Aku percaya pola asuh masing-masing orangtua adalah unik. Ia berbeda antara satu keluarga dan keluarga lainnya. Bahkan berbeda antara generasi satu dan selanjutnya; meskipun masih dalam satu garis keturunan.
Satu pertemuan dengan sekolahan Sekar, melibatkan ahli psikologi anak. Mereka menggolong golongkan pola asuh berdasarkan interaksi orangtua pada anak. Ide yang paling populer tentang hal ini datang dari Diana Baumrind, tahun 1960. Baumrind tertarik terhadap cara-cara orangtua mengontrol atau bersosialisasi dengan anak-anak mereka. Dibedakan lewat dua interaksi. Pertama: responsif. Atau berapa banyak kemerdekaan yang orangtua berikan pada anak. Kedua: tuntutan. Atau berapa banyak ketaatan yang ketat yang diberlakukan orangtua pada anak. Kedua interaksi ini kemudian digolongkan lagi dalam empat kategori. Meskipun peneliti yang berbeda memberikan nama yang berbeda, secara umum disebut: Otoriter, Tegas, Permisif, dan Lepas (Tidak terlibat).
Otoriter, yang menekankan ketaatan buta, disiplin keras, dan mengendalikan anak-anak melalui hukuman. Bisa juga melibatkan tidak adanya kasih sayang orangtua.
Permisif, yang ditandai dengan kehangatan emosional dan keengganan untuk menegakkan aturan. Kadang-kadang begitu longgar hingga cenderung tidak terkendali dan sukar menempatkan standar.
Tegas, pendekatan yang lebih seimbang di mana orang tua berharap anak-anaknya memenuhi standar perilaku tertentu, tetapi juga mendorong anak-anak mereka untuk berpikir sendiri dan mengembangkan rasa otonomi.

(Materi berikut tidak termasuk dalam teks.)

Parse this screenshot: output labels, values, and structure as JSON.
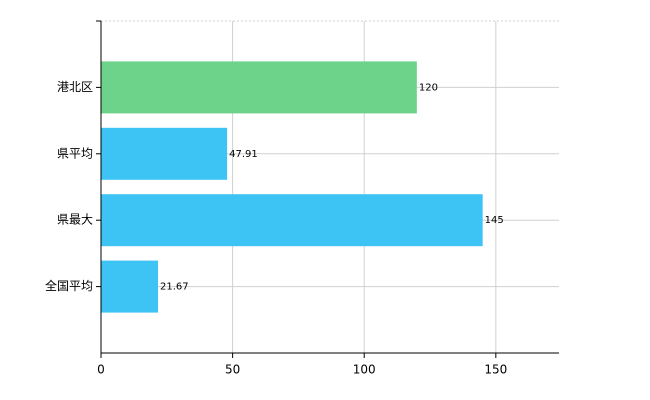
{
  "chart_data": {
    "type": "barh",
    "categories": [
      "港北区",
      "県平均",
      "県最大",
      "全国平均"
    ],
    "values": [
      120,
      47.91,
      145,
      21.67
    ],
    "colors": [
      "#6dd38b",
      "#3ec3f5",
      "#3ec3f5",
      "#3ec3f5"
    ],
    "xlim": [
      0,
      174
    ],
    "xticks": [
      0,
      50,
      100,
      150
    ],
    "grid": true
  }
}
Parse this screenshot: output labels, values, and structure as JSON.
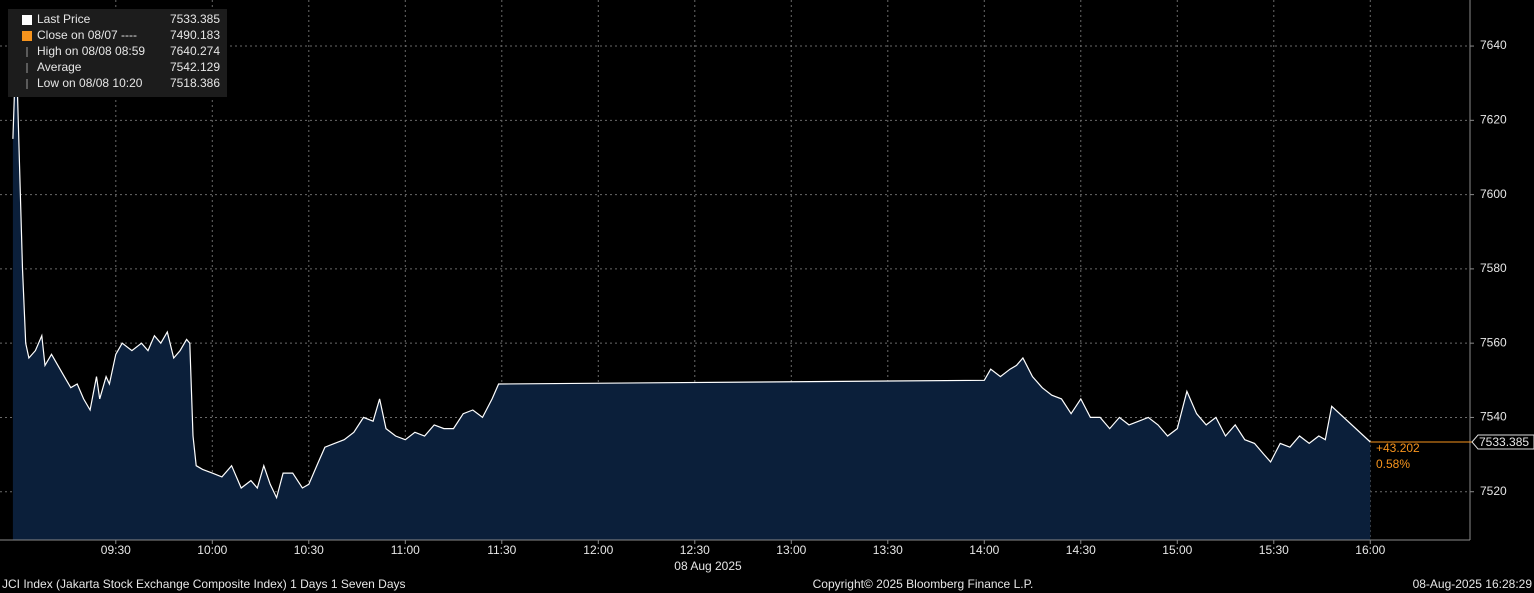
{
  "chart_data": {
    "type": "area",
    "x": [
      "08:58",
      "08:59",
      "09:00",
      "09:01",
      "09:02",
      "09:03",
      "09:05",
      "09:07",
      "09:08",
      "09:10",
      "09:12",
      "09:14",
      "09:16",
      "09:18",
      "09:20",
      "09:22",
      "09:24",
      "09:25",
      "09:27",
      "09:28",
      "09:30",
      "09:32",
      "09:35",
      "09:38",
      "09:40",
      "09:42",
      "09:44",
      "09:46",
      "09:48",
      "09:50",
      "09:52",
      "09:53",
      "09:54",
      "09:55",
      "09:57",
      "10:00",
      "10:03",
      "10:06",
      "10:09",
      "10:12",
      "10:14",
      "10:16",
      "10:18",
      "10:20",
      "10:22",
      "10:25",
      "10:28",
      "10:30",
      "10:33",
      "10:35",
      "10:38",
      "10:41",
      "10:44",
      "10:47",
      "10:50",
      "10:52",
      "10:54",
      "10:57",
      "11:00",
      "11:03",
      "11:06",
      "11:09",
      "11:12",
      "11:15",
      "11:18",
      "11:21",
      "11:24",
      "11:27",
      "11:29",
      "14:00",
      "14:02",
      "14:05",
      "14:08",
      "14:10",
      "14:12",
      "14:15",
      "14:18",
      "14:21",
      "14:24",
      "14:27",
      "14:30",
      "14:33",
      "14:36",
      "14:39",
      "14:42",
      "14:45",
      "14:48",
      "14:51",
      "14:54",
      "14:57",
      "15:00",
      "15:03",
      "15:06",
      "15:09",
      "15:12",
      "15:15",
      "15:18",
      "15:21",
      "15:24",
      "15:27",
      "15:29",
      "15:32",
      "15:35",
      "15:38",
      "15:41",
      "15:44",
      "15:46",
      "15:48",
      "16:00"
    ],
    "series": [
      {
        "name": "Last Price",
        "color": "#ffffff",
        "fill": "#0b1f3a",
        "values": [
          7615,
          7640.274,
          7610,
          7580,
          7560,
          7556,
          7558,
          7562,
          7554,
          7557,
          7554,
          7551,
          7548,
          7549,
          7545,
          7542,
          7551,
          7545,
          7551,
          7549,
          7557,
          7560,
          7558,
          7560,
          7558,
          7562,
          7560,
          7563,
          7556,
          7558,
          7561,
          7560,
          7535,
          7527,
          7526,
          7525,
          7524,
          7527,
          7521,
          7523,
          7521,
          7527,
          7522,
          7518.386,
          7525,
          7525,
          7521,
          7522,
          7528,
          7532,
          7533,
          7534,
          7536,
          7540,
          7539,
          7545,
          7537,
          7535,
          7534,
          7536,
          7535,
          7538,
          7537,
          7537,
          7541,
          7542,
          7540,
          7545,
          7549,
          7550,
          7553,
          7551,
          7553,
          7554,
          7556,
          7551,
          7548,
          7546,
          7545,
          7541,
          7545,
          7540,
          7540,
          7537,
          7540,
          7538,
          7539,
          7540,
          7538,
          7535,
          7537,
          7547,
          7541,
          7538,
          7540,
          7535,
          7538,
          7534,
          7533,
          7530,
          7528,
          7533,
          7532,
          7535,
          7533,
          7535,
          7534,
          7543,
          7533.385
        ]
      }
    ],
    "xlim": [
      "08:54",
      "16:31"
    ],
    "xticks": [
      "09:30",
      "10:00",
      "10:30",
      "11:00",
      "11:30",
      "12:00",
      "12:30",
      "13:00",
      "13:30",
      "14:00",
      "14:30",
      "15:00",
      "15:30",
      "16:00"
    ],
    "x_sublabel": "08 Aug 2025",
    "ylim": [
      7507,
      7652.4
    ],
    "yticks": [
      7520,
      7540,
      7560,
      7580,
      7600,
      7620,
      7640
    ],
    "grid": true,
    "legend": [
      {
        "label": "Last Price",
        "value": 7533.385,
        "color": "#ffffff"
      },
      {
        "label": "Close on 08/07 ----",
        "value": 7490.183,
        "color": "#f7941d"
      },
      {
        "label": "High on 08/08 08:59",
        "value": 7640.274,
        "color": "#9a9a9a"
      },
      {
        "label": "Average",
        "value": 7542.129,
        "color": "#9a9a9a"
      },
      {
        "label": "Low on 08/08 10:20",
        "value": 7518.386,
        "color": "#9a9a9a"
      }
    ],
    "change": "+43.202",
    "change_pct": "0.58%",
    "footer_left": "JCI Index (Jakarta Stock Exchange Composite Index) 1 Days 1 Seven Days",
    "footer_center": "Copyright© 2025 Bloomberg Finance L.P.",
    "footer_right": "08-Aug-2025 16:28:29"
  }
}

Kemudian, peneliti menambahkan gaya keempat, orangtua Lepas (Maccoby dan Martin 1983). Orangtua Lepas, seperti halnya tipe permisif yang gagal dalam menegakkan standar. Ditambah keridakmampuan menciptakan dan memelihara kehangatan. Mereka menyediakan anak-anak makanan dan tempat tinggal, tapi udah. Sampai di situ aja.
Lalu, gimana sih penggolongan diatas pada kenyataannya? Misalnya, Sekar ingin pergi dengan kawan-kawannya ke DWP. Dalam pikiranku, agenda utamanya melibatkan pesta, alkohol, dan bisa jadi narkoba. Maka:
Orangtua otoriter mungkin mengatakan: “NO WAY! Kalo Kakak nekat pergi tanpa ijin, Om Gendut bakar arena DWP itu!”
Orangtua tegas menanggapi: “Jangan. Om Gendut ndak ijinin Kakak ke sana sama temen-temen Kakak. Tapi Om Gendut punya tiketnya lho. Gimana kalo pergi sama-sama? Kalo keliatannya aman, Kakak boleh deh pergi sendiri.”
Orang tua permisif akan mengatakan: “Tentu, have fun ya Kak! Tapi ati-ati!”
Orangtua Lepas bisa menjawab: “Terserah…”
Lebih jauh, penggolongan pola asuh ini bisa memprediksi kesejahteraan anak. Termasuk keterampilan sosial, prestasi akademik, dan perilaku sosialnya. Gaya otoriter, Permisif, dan Lepas berakibat jangka panjang.
Anak-anak dari orang tua otoriter, misalnya, dapat berbaur dengan baik di sekolah dan ndak memperlihatkan prilaku yang menggangu. Tapi, mereka cenderung ndak punya kepekaan sosial, rendah diri, dan depresi. Mereka mungkin tumbuh jadi orang yang sangat cemas yang kurang menyadari potensinya. Karena, mereka berkembang untuk memuaskan hasrat dan tuntutan orangtua mereka. Beberapa anak bahkan meniti karir di bidang yang sama dengan orangtuanya, bukan karena pilihan. Tapi anggapan orangtua bahwa wartawan lebih rendah dari dokter. Kuliah harus ITB, selebihnya universitas abal-abal. Atau, mungkin pernah denger: “kalo ndak masuk jurusan IPA, berarti anak-anak bodoh.”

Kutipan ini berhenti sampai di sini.